Le Master, pour ne prendre que cet exemple, peut connaître jusqu'à 350 versions.

« Ce qui est intéressant, c'est que le sujet est tellement complexe qu'il faut qu'on guide tous les jours les designers et les chefs de projets pour faire en sorte que les projets avancent. Et comme le véhicule utilitaire n'est pas le sujet le plus sexy pour un designer qui rêve de dessiner des concept cars, il faut avoir beaucoup de conviction. »

Le développement d'un nouveau véhicule dure environ cinq ans. Dans les phases préliminaires, le directeur du design contribue à l'élaboration des lignes directrices du projet. 

« Quand on atteint les étapes créatives, il faut que je m'assure que les métiers - design intérieur, design extérieur, couleurs et matières - soient bien organisés pour livrer les attendus [les livrables] de chaque jalon, à l'intérieur du budget alloué. » 

Lui-même ne touche plus au crayon et ne fait plus d'esquisses.

« Et je ne veux vraiment plus en faire. Je préfère convaincre les designers, leur donner les pistes et les laisser s'exprimer.
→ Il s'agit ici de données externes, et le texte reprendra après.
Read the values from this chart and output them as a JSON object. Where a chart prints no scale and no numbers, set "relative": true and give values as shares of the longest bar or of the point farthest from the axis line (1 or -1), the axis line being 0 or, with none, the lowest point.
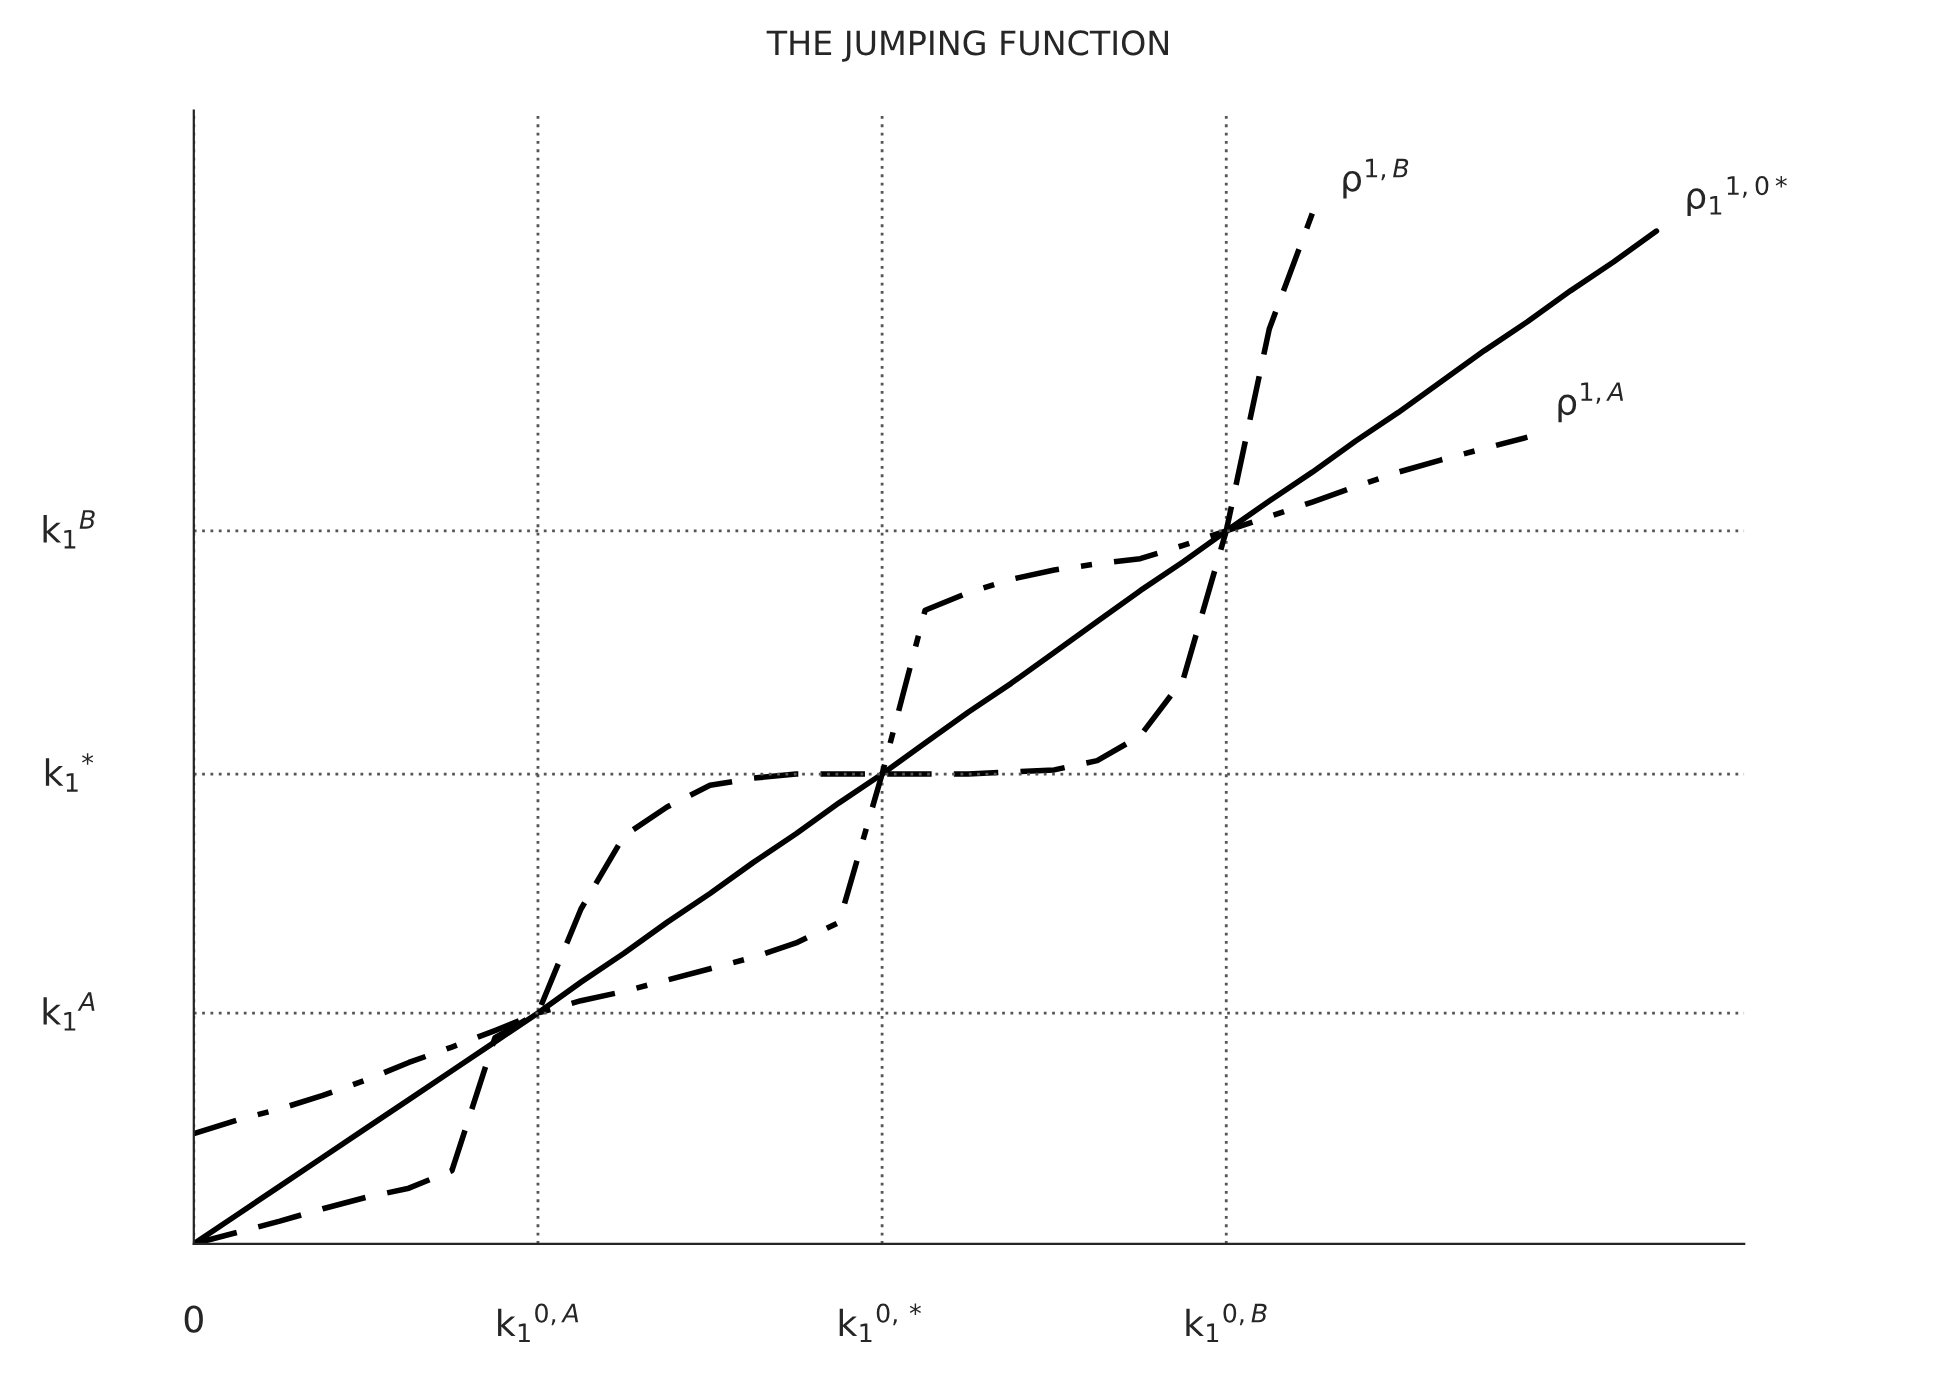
{
  "chart_data": {
    "type": "line",
    "title": "THE JUMPING FUNCTION",
    "relative": true,
    "grid": "x",
    "categories": [
      "0",
      null,
      null,
      null,
      null,
      null,
      null,
      null,
      "k$_{1}$$^{0,A}$",
      null,
      null,
      null,
      null,
      null,
      null,
      null,
      "k$_{1}$$^{0,*}$",
      null,
      null,
      null,
      null,
      null,
      null,
      null,
      "k$_{1}$$^{0,B}$",
      null,
      null,
      null,
      null,
      null,
      null,
      null,
      null,
      null,
      null
    ],
    "ref_lines": [
      {
        "axis": "y",
        "value": 0.224,
        "label": "k$_{1}$$^{A}$",
        "line_style": "dotted",
        "color": "#555555"
      },
      {
        "axis": "y",
        "value": 0.456,
        "label": "k$_{1}$$^{*}$",
        "line_style": "dotted",
        "color": "#555555"
      },
      {
        "axis": "y",
        "value": 0.692,
        "label": "k$_{1}$$^{B}$",
        "line_style": "dotted",
        "color": "#555555"
      }
    ],
    "series": [
      {
        "name": "ρ$_{1}$$^{1,0*}$",
        "color": "#000000",
        "line_style": "solid",
        "values": [
          0,
          0.028,
          0.056,
          0.084,
          0.112,
          0.14,
          0.168,
          0.196,
          0.224,
          0.254,
          0.282,
          0.312,
          0.34,
          0.37,
          0.398,
          0.428,
          0.456,
          0.486,
          0.516,
          0.544,
          0.574,
          0.604,
          0.634,
          0.662,
          0.692,
          0.721,
          0.749,
          0.779,
          0.807,
          0.837,
          0.867,
          0.895,
          0.925,
          0.953,
          0.983
        ]
      },
      {
        "name": "ρ$^{1,B}$",
        "color": "#000000",
        "line_style": "dashed",
        "values": [
          0,
          0.011,
          0.022,
          0.034,
          0.045,
          0.054,
          0.071,
          0.2,
          0.224,
          0.325,
          0.396,
          0.424,
          0.445,
          0.452,
          0.456,
          0.456,
          0.456,
          0.456,
          0.456,
          0.458,
          0.46,
          0.469,
          0.493,
          0.548,
          0.692,
          0.888,
          1.0,
          null,
          null,
          null,
          null,
          null,
          null,
          null,
          null
        ]
      },
      {
        "name": "ρ$^{1,A}$",
        "color": "#000000",
        "line_style": "dashdot",
        "values": [
          0.107,
          0.12,
          0.131,
          0.144,
          0.159,
          0.176,
          0.191,
          0.207,
          0.224,
          0.236,
          0.245,
          0.256,
          0.267,
          0.278,
          0.292,
          0.312,
          0.456,
          0.615,
          0.632,
          0.645,
          0.654,
          0.66,
          0.665,
          0.678,
          0.692,
          0.706,
          0.72,
          0.735,
          0.749,
          0.761,
          0.772,
          0.783,
          null,
          null,
          null
        ]
      }
    ]
  }
}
Mon innovation, j'essaie de la mettre dans le contenu, dans les prestations, dans la bonne ergonomie, dans la gestion de la qualité perçue, dans le management lui-même. Là-dessus, il y a vraiment de quoi s'exprimer chez Renault. »

Le petit accent de plus

Louis Morasse n'a jamais senti de condescendance chez les cousins français. « Au contraire. Ç'aurait peut-être été différent à une autre époque, mais ayant travaillé dans des boîtes anglo-saxonnes et parlant anglais - il y a encore beaucoup de gens qui ont du mal avec cet aspect-là -, tu es capable de convaincre rapidement que tu as peut-être un accent rigolo au départ, mais que tu as des choses dans ton sac à dos. »

Il juge important de conserver le signe distinctif de son accent québécois, auquel il a tout de même ajouté des expressions du cru. « Un chouia [un peu] moins. » « Une palanquée [un char] de jalons. »
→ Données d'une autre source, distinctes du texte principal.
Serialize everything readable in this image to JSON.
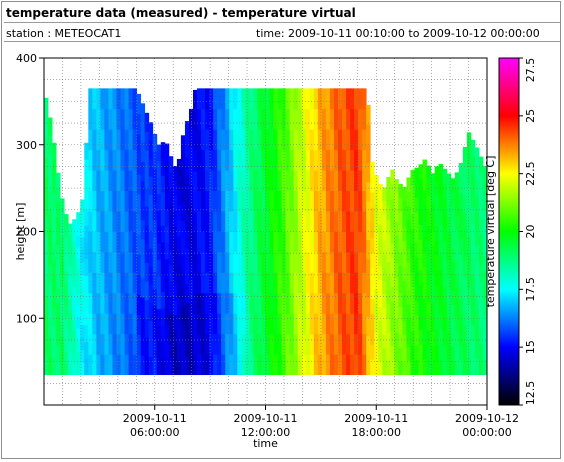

« Il fait partie des porte-parole officiels du design qui peuvent communiquer avec les médias sans problème, commente Philippe Barre, responsable communication du design. Il n'y en a pas beaucoup en design. »

Depuis un an et demi, Louis Morasse est - en plus du reste - responsable du réaménagement de l'espace design du Technocentre Renault. Les travaux commencent cet été.

Et la prochaine étape ? « Je vais refaire tranquillement mon Kangoo. C'est un mégaprojet. »

Car c'est « son » Kangoo.

PHOTO FOURNIE PAR RENAULT

Louis Morasse est directeur du design pour la gamme des véhicules utilitaires chez Renault depuis 2005.

Louis Morasse en bref

• Âge : 53 ans

• Poste : directeur design, gamme véhicules utilitaires, chez Renault, depuis 2005.

• Principal projet actuel : chut ! « On ne veut pas trop communiquer sur le sujet. »

• Parcours : diplômé en design industriel en 1985, il a immédiatement travaillé au projet de microvoiture Venus de Bombardier. Il est arrivé chez Renault en 1987, puis est passé chez GE Medical France comme chef de projet. Il a été vice-président design chez BRP, avant de retourner chez Renault en 2005.